CS 194-26, Fall 2020

Autostitching and Photo Mosaics

Charley Huang, CS194-26-acg



Overview

In this project, I created a warp function that can be used to rectify images and create mosaics using a homography.

Part A1: Recover Homographies

In order to calculate a proper homography for aligning two images using the formula p' = Hp, I used these two guides I found on Google images for proper construction of a homography using A * H = b. I used the A matrix formula from the first guide and modified (negated) the b vector formula from the second image. Then, I could find the 8 points needed for H.

Part A2: Warping Images

In this section, I built a similar warp function to the one we used in Project 3. First, I created two functions to retrieve corresponding points from images. The first function retrieved pre-selected points that I found using Photoshop. The second function, which I took from my own Project 3, allowed me to hand-select the points I wanted to use. After selecting corresponding points, I apply H to the corners of my image to find the shape of the rectified image. Then, I apply inverse of H to my original image to map the image to this new shape. Here are a few rectified image examples. I straightened out the screen of a laptop (although I left the keyboard unstraightened), an iPhone, and a book.

Part A3: Mosaic

For the final section of part A, I used my warping function from before to create image mosaics, essentially creating our own panoramic pictures. I first found a homographic matrix using corresponding points selected from two images from the same viewpoint. Then, I warped the first image to the points of the second image. Finally, I created a function that blends the two images at their meeting points by summing 1/2 the color of one image and 1/2 the color of the other. The more points I selected around the image, the better the results.
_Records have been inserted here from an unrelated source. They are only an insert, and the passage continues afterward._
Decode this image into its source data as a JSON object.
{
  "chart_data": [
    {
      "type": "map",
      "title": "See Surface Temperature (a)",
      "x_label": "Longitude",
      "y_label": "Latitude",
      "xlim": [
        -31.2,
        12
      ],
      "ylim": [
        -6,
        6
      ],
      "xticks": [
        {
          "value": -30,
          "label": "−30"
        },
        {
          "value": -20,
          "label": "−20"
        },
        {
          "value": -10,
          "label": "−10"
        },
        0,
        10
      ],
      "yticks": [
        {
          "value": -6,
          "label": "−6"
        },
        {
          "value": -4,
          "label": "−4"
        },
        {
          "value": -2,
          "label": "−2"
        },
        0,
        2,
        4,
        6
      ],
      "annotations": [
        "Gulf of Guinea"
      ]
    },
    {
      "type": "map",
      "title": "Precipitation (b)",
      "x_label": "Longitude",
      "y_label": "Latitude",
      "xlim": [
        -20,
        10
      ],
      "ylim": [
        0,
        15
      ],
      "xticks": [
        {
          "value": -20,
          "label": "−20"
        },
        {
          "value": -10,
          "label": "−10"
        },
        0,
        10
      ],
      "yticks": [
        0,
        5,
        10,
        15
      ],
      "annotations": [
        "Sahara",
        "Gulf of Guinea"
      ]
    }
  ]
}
At first for my telegraph mosaic, I had only selected one point on the left side of the first image, so my result was overlapping and blurred on the left side. Adding one extra corresponding point on the left side fixed this problem. The sharper edges in the sky and walls of the average blended images come from the changes in lighting from my iPhone's automatic settings. Since the lighting didn't match up completely, the weighted averaging didn't match the color of my blended area up exactly to the color on the other side of the edge. Also, since my points were manually selected for the campanile image, there is a bit of a blurring effect due to the error of my hand selection (and also the motion of the tree leaves due to wind). This also occured with my room images, where I manually selected those points as well. Since the corresponding points (and tree leaves) aren't in the exact locations, the weighted averaging causes a blur in the misalignment. This isn't seen as much in the first mosaic of the buildings, where I more carefully and accurately pre-selected points from Photoshop, and there are fewer trees. In order to remedy this, I also tested taking just the maximum color value of the two images. This ended up clearing the edge on one side of the image, but sharpening the edge on the other. However, this did also solve the issue of the slight blur from my error in hand selecting points, which looks slightly cleaner. Overall, I would say max looks cleaner despite having one strong edge in each image.

Telegraph

Averaged Blending
Max Blending

Campanile

Averaged Blending
Max Blending

My Room

Averaged Blending
Max Blending

What I've Learned

The coolest thing was that the distribution of the points really matters. Seeing that my images were slightly unaligned at one section of the image and being able to fix it completely by adding only one point in that region was super cool.